I put the console.log()s to see where the problem occurs and the first part seems correct, however, reduce is still undefined when I remove the console.log()s. I am probably making a mistake with the way I design .reduce().
But yea, your reduce can’t work like that. You’re probably getting some sort of an error about .push(). You can’t push onto a number, but when you don’t provide an initial value for .reduce(), the first element of the array is used.
But I agree, that reduce isn’t the right method here. reduce is for taking an array down to a value. What you want is a method that takes one array and makes a new array where each element in the new array is made from the corresponding element in the old array.
How do I provide an initial value in the case of an array? Does the method introduced in the challenge that explains reduce would work? It was like this:
You could do this with reduce, but it would have to be a different method than what you are doing. Personally, I prefer the approach you are doing - it will be more readable.

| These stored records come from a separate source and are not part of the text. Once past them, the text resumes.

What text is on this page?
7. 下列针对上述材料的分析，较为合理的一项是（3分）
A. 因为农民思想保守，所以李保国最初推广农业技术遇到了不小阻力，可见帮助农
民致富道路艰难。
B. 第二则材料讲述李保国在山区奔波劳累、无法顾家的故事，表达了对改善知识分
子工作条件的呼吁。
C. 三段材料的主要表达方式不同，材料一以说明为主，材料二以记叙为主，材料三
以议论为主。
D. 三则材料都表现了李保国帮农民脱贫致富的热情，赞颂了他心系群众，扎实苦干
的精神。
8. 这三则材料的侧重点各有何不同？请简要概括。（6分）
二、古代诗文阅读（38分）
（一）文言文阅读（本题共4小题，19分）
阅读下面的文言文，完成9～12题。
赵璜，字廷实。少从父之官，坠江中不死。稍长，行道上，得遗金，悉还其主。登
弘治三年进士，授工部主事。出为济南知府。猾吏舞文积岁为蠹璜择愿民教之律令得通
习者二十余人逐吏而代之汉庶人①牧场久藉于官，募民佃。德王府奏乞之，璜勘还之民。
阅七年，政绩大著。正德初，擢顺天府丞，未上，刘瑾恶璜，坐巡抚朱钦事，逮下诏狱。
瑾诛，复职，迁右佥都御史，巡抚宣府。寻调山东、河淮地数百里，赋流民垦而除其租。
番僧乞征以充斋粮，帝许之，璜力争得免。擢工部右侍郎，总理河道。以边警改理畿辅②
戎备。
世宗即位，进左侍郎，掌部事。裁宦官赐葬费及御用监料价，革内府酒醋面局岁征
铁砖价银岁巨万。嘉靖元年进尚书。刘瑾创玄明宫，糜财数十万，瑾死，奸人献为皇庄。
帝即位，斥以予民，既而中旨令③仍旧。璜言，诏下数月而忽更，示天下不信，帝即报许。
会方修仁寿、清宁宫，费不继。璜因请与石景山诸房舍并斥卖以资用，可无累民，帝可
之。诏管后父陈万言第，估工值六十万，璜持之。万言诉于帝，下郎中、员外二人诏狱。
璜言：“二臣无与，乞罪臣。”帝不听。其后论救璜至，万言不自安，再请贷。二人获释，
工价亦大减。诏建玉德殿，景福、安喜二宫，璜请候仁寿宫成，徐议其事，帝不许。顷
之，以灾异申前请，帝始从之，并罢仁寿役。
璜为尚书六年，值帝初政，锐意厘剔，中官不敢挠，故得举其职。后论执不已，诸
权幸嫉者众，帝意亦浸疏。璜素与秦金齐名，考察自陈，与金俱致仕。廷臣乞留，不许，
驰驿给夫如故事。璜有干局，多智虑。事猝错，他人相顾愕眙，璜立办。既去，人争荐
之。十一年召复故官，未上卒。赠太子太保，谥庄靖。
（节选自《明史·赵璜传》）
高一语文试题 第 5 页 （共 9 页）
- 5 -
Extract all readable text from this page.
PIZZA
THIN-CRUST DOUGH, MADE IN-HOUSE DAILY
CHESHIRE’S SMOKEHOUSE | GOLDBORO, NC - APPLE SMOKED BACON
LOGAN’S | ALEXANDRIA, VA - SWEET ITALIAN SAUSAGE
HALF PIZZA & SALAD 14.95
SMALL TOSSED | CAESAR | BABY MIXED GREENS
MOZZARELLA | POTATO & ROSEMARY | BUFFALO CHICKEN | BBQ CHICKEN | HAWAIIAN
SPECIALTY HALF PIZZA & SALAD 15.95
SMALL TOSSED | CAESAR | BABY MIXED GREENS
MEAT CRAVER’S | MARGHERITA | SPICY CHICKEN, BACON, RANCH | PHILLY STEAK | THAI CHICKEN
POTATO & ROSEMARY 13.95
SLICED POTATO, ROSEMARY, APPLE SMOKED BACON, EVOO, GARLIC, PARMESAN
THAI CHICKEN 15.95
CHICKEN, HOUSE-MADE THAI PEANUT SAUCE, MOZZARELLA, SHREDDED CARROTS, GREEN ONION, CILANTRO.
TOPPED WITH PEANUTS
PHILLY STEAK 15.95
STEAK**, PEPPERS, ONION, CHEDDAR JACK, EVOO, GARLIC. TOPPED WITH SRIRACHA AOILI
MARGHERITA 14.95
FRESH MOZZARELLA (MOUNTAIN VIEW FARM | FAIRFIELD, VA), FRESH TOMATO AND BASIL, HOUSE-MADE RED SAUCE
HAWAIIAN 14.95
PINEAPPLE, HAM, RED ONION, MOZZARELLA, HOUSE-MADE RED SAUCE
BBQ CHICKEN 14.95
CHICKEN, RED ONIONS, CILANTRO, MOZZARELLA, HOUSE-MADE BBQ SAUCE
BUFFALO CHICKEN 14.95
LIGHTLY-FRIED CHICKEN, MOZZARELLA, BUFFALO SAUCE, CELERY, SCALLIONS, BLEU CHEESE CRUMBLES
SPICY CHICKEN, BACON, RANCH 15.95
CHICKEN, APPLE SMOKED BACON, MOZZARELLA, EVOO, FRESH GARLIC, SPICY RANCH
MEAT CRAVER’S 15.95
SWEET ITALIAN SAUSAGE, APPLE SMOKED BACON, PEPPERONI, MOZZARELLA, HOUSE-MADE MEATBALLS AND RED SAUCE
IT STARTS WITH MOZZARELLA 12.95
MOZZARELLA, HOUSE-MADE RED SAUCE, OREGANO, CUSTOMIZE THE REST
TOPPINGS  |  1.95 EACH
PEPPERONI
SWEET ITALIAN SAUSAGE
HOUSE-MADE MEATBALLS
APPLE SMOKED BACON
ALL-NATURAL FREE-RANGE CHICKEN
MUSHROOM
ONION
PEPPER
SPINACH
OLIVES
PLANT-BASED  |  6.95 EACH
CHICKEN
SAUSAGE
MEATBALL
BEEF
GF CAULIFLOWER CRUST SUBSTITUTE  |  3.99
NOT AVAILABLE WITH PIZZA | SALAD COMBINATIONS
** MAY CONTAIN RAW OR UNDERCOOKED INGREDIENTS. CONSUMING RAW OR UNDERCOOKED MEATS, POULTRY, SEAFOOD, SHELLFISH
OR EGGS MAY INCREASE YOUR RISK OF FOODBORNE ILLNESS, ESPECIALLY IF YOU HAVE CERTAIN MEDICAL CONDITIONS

Yeah, I will change it to map()
Ding ding ding!
I was just curious if there is a way to make reduce work here
Yes you could. In fact, you could use only that. You accumulator would be the array you want.
And yes, with your 2 method approach (which again, I think is better because it is more readable, you could replace either of those methods with reduce - it’s just not a good idea - again, readability.
But that might be a good exercise - write your own mapping, filtering, and finding methods (or just as functions) using only reduce. reduce is a hard method for new people to understand. But that would help.